OpenPCDet: Problems using custom data sets
I am trying to use my own Lidar data to test PV-RCNN instead of kitti data, I used similar kaggle annotations However, I get an error when trying to run the code and the error message is as follows
File "***/OpenPCDet/pcdet/datasets/innovusion/innovusion_dataset.py", line 77, in __getitem__
data_dict = self.prepare_data(data_dict=input_dict)
File "***/OpenPCDet/pcdet/datasets/dataset.py", line 124, in prepare_data
'gt_boxes_mask': gt_boxes_mask
File "***/OpenPCDet/pcdet/datasets/augmentor/data_augmentor.py", line 93, in forward
data_dict = cur_augmentor(data_dict=data_dict)
File "***/OpenPCDet/pcdet/datasets/augmentor/database_sampler.py", line 179, in __call__
sampled_boxes = np.stack([x['box3d_lidar'] for x in sampled_dict], axis=0).astype(np.float32)
File "<__array_function__ internals>", line 6, in stack
File "***/anaconda3/envs/ml/lib/python3.7/site-packages/numpy/core/shape_base.py", line 423, in stack
raise ValueError('need at least one array to stack')

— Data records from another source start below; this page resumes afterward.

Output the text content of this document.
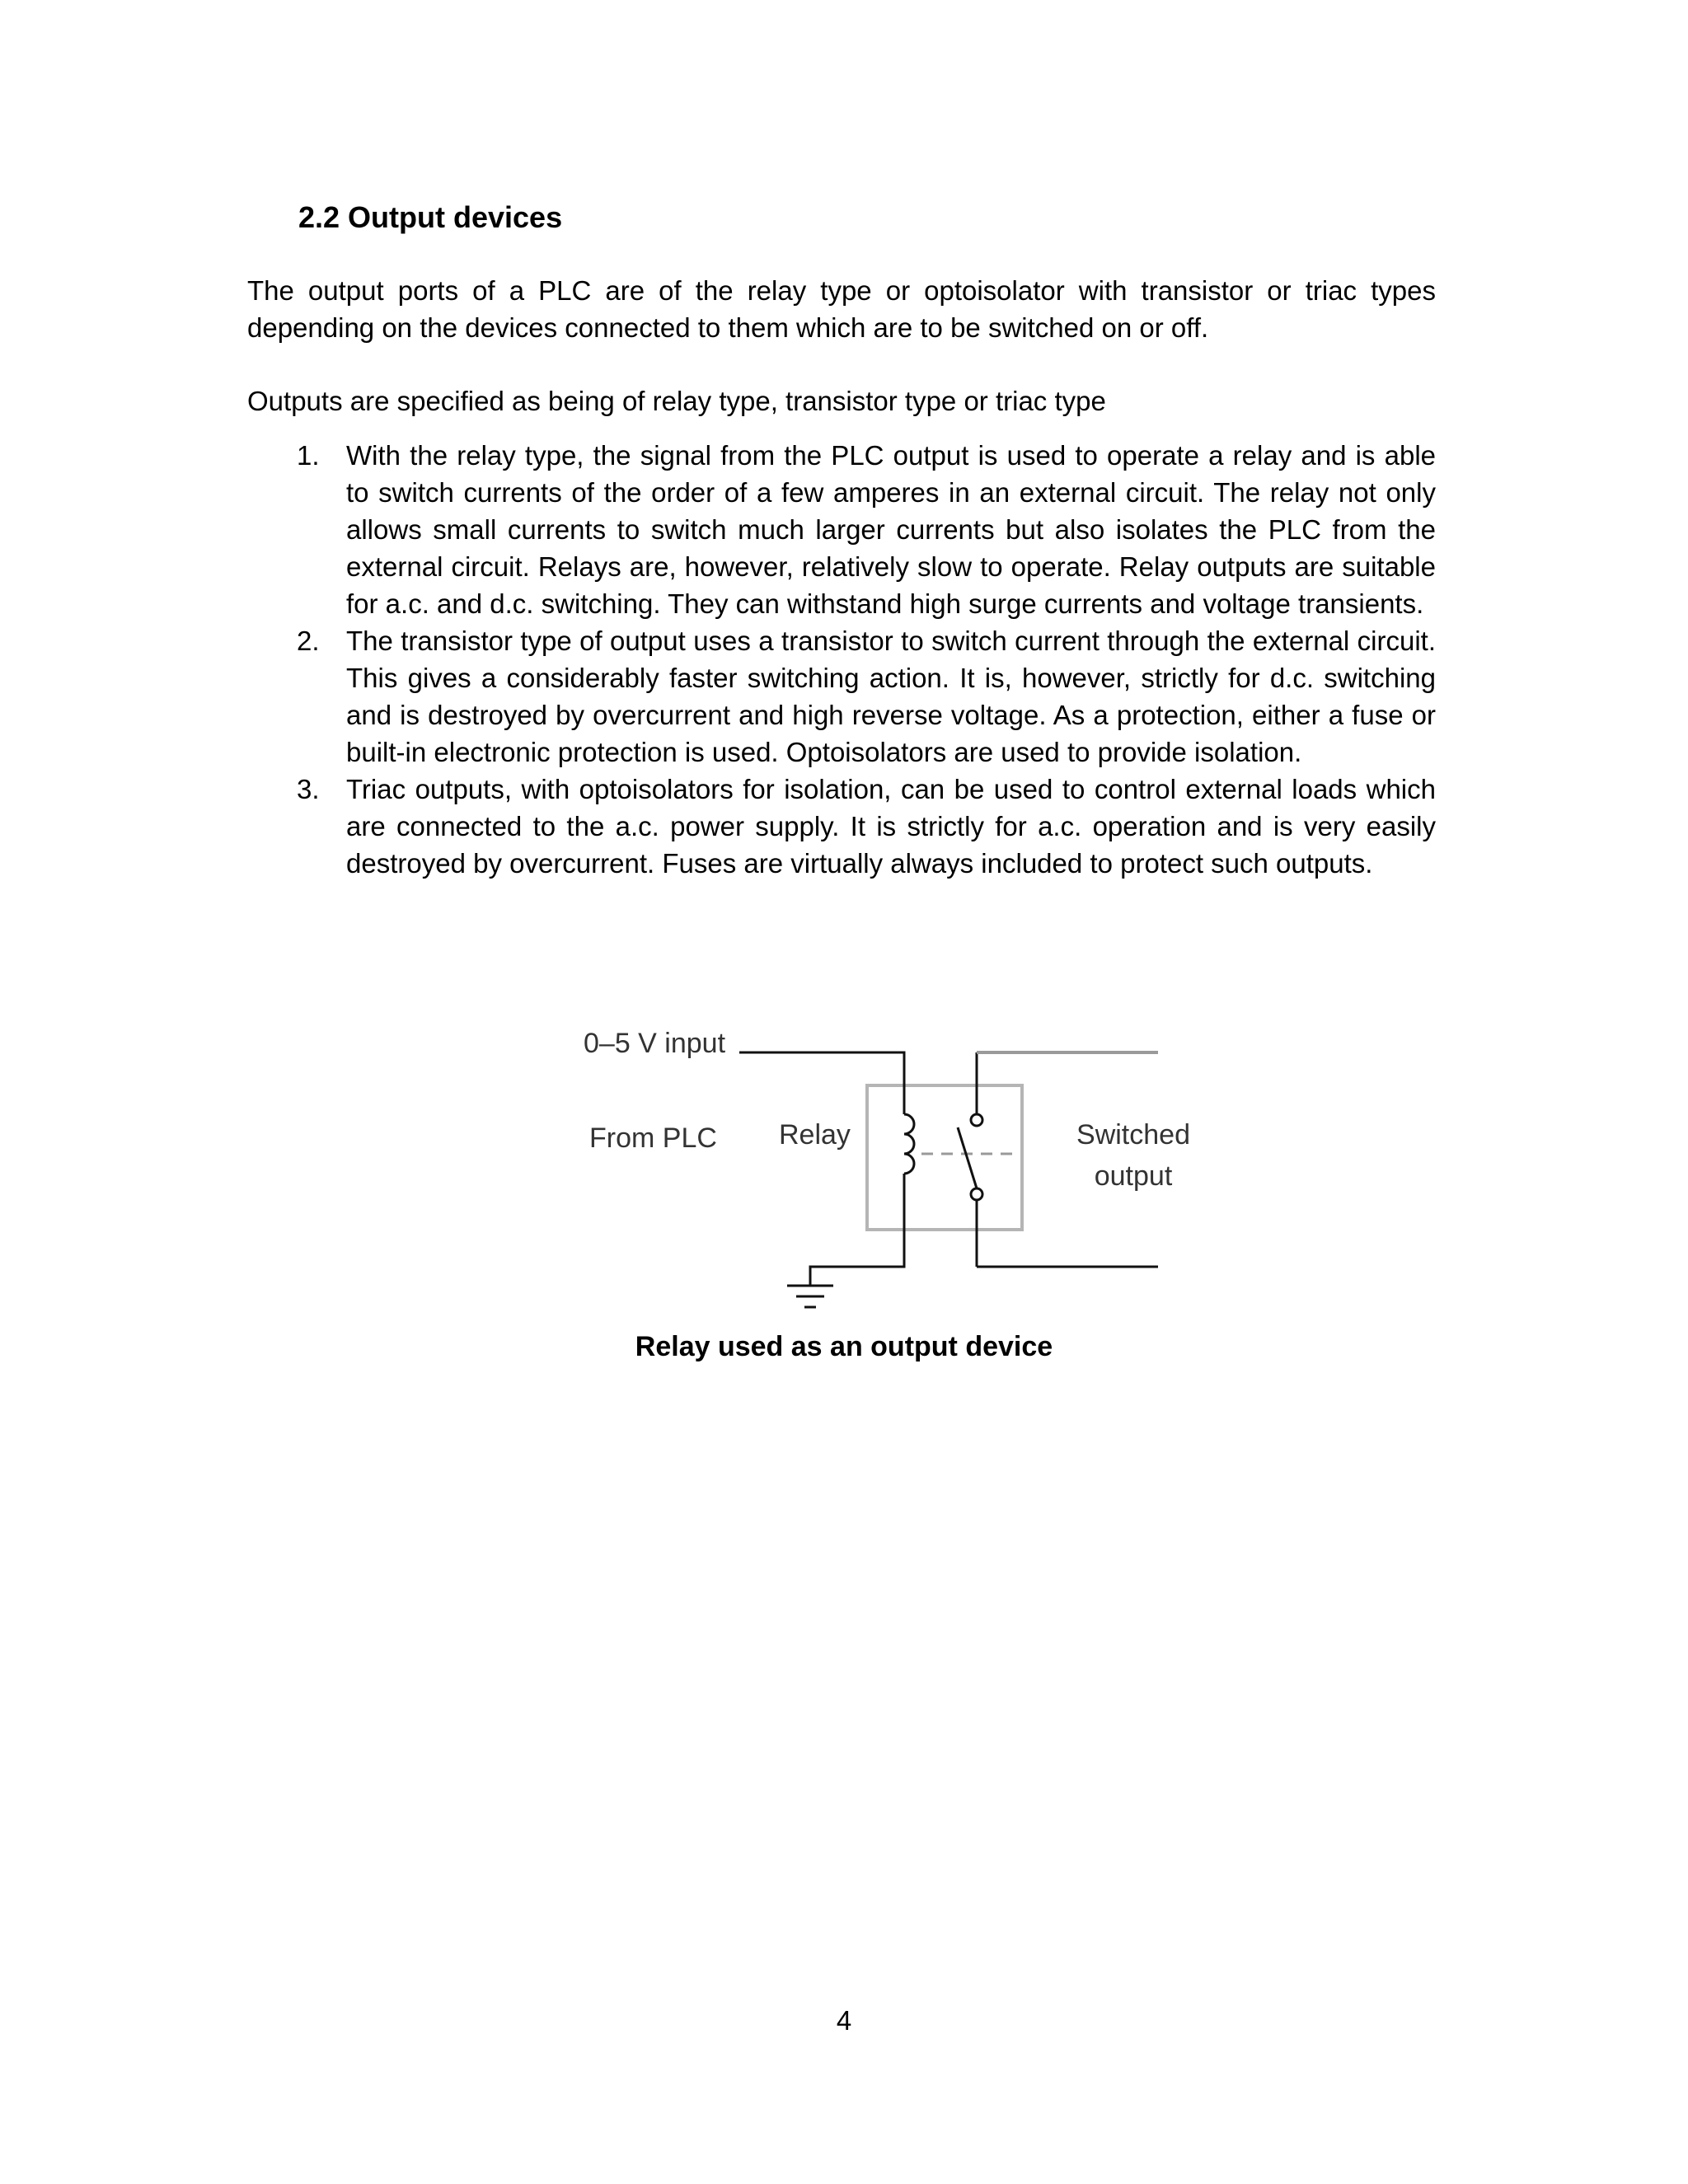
2.2 Output devices

The output ports of a PLC are of the relay type or optoisolator with transistor or triac types depending on the devices connected to them which are to be switched on or off.

Outputs are specified as being of relay type, transistor type or triac type

1. With the relay type, the signal from the PLC output is used to operate a relay and is able to switch currents of the order of a few amperes in an external circuit. The relay not only allows small currents to switch much larger currents but also isolates the PLC from the external circuit. Relays are, however, relatively slow to operate. Relay outputs are suitable for a.c. and d.c. switching. They can withstand high surge currents and voltage transients.
2. The transistor type of output uses a transistor to switch current through the external circuit. This gives a considerably faster switching action. It is, however, strictly for d.c. switching and is destroyed by overcurrent and high reverse voltage. As a protection, either a fuse or built-in electronic protection is used. Optoisolators are used to provide isolation.
3. Triac outputs, with optoisolators for isolation, can be used to control external loads which are connected to the a.c. power supply. It is strictly for a.c. operation and is very easily destroyed by overcurrent. Fuses are virtually always included to protect such outputs.
0–5 V input
From PLC Relay	Switched
output

Relay used as an output device

4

ValueError: need at least one array to stack
I located the code and found that it was related to data enhancement, in pcdet/datasets/augmentor/database_sampler.py
def __call__(self, data_dict):
"""
Args:
data_dict:
gt_boxes: (N, 7 + C) [x, y, z, dx, dy, dz, heading, ...]
Returns:
"""
gt_boxes = data_dict['gt_boxes']
gt_names = data_dict['gt_names'].astype(str)
existed_boxes = gt_boxes
total_valid_sampled_dict = []
for class_name, sample_group in self.sample_groups.items():
if self.limit_whole_scene:
num_gt = np.sum(class_name == gt_names)
sample_group['sample_num'] = str(int(self.sample_class_num[class_name]) - num_gt)
if int(sample_group['sample_num']) > 0:
sampled_dict = self.sample_with_fixed_number(class_name, sample_group) ### need help
sampled_boxes = np.stack([x['box3d_lidar'] for x in sampled_dict], axis=0).astype(np.float32)

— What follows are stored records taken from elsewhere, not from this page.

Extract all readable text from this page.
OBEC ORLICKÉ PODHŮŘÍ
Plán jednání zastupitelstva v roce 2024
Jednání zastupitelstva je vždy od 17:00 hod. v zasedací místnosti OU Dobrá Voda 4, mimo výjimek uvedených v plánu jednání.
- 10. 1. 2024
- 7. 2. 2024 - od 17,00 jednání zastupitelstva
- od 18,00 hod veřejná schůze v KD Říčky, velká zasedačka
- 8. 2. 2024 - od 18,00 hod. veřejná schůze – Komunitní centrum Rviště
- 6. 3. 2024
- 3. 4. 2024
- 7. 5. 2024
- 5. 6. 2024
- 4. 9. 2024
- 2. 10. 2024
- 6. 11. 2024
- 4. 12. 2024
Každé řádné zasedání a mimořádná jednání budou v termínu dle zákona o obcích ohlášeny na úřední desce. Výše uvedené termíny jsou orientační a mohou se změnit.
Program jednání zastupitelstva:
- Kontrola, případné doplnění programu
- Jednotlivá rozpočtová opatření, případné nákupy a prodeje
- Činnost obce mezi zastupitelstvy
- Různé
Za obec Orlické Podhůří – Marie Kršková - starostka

if self.sampler_cfg.get('DATABASE_WITH_FAKELIDAR', False):
sampled_boxes = box_utils.boxes3d_kitti_fakelidar_to_lidar(sampled_boxes)
iou1 = iou3d_nms_utils.boxes_bev_iou_cpu(sampled_boxes[:, 0:7], existed_boxes[:, 0:7])
iou2 = iou3d_nms_utils.boxes_bev_iou_cpu(sampled_boxes[:, 0:7], sampled_boxes[:, 0:7])
iou2[range(sampled_boxes.shape[0]), range(sampled_boxes.shape[0])] = 0
iou1 = iou1 if iou1.shape[1] > 0 else iou2
valid_mask = ((iou1.max(axis=1) + iou2.max(axis=1)) == 0).nonzero()[0]
valid_sampled_dict = [sampled_dict[x] for x in valid_mask]
valid_sampled_boxes = sampled_boxes[valid_mask]
existed_boxes = np.concatenate((existed_boxes, valid_sampled_boxes), axis=0)
total_valid_sampled_dict.extend(valid_sampled_dict)
sampled_gt_boxes = existed_boxes[gt_boxes.shape[0]:, :]
if total_valid_sampled_dict.__len__() > 0:
data_dict = self.add_sampled_boxes_to_scene(data_dict, sampled_gt_boxes, total_valid_sampled_dict)
data_dict.pop('gt_boxes_mask')
return data_dict
Then the key function is sample_with_fixed_number(self, class_name, sample_group)
def sample_with_fixed_number(self, class_name, sample_group):
"""
Args:
class_name:
sample_group:
Returns:
"""
sample_num, pointer, indices = int(sample_group['sample_num']), sample_group['pointer'], sample_group['indices']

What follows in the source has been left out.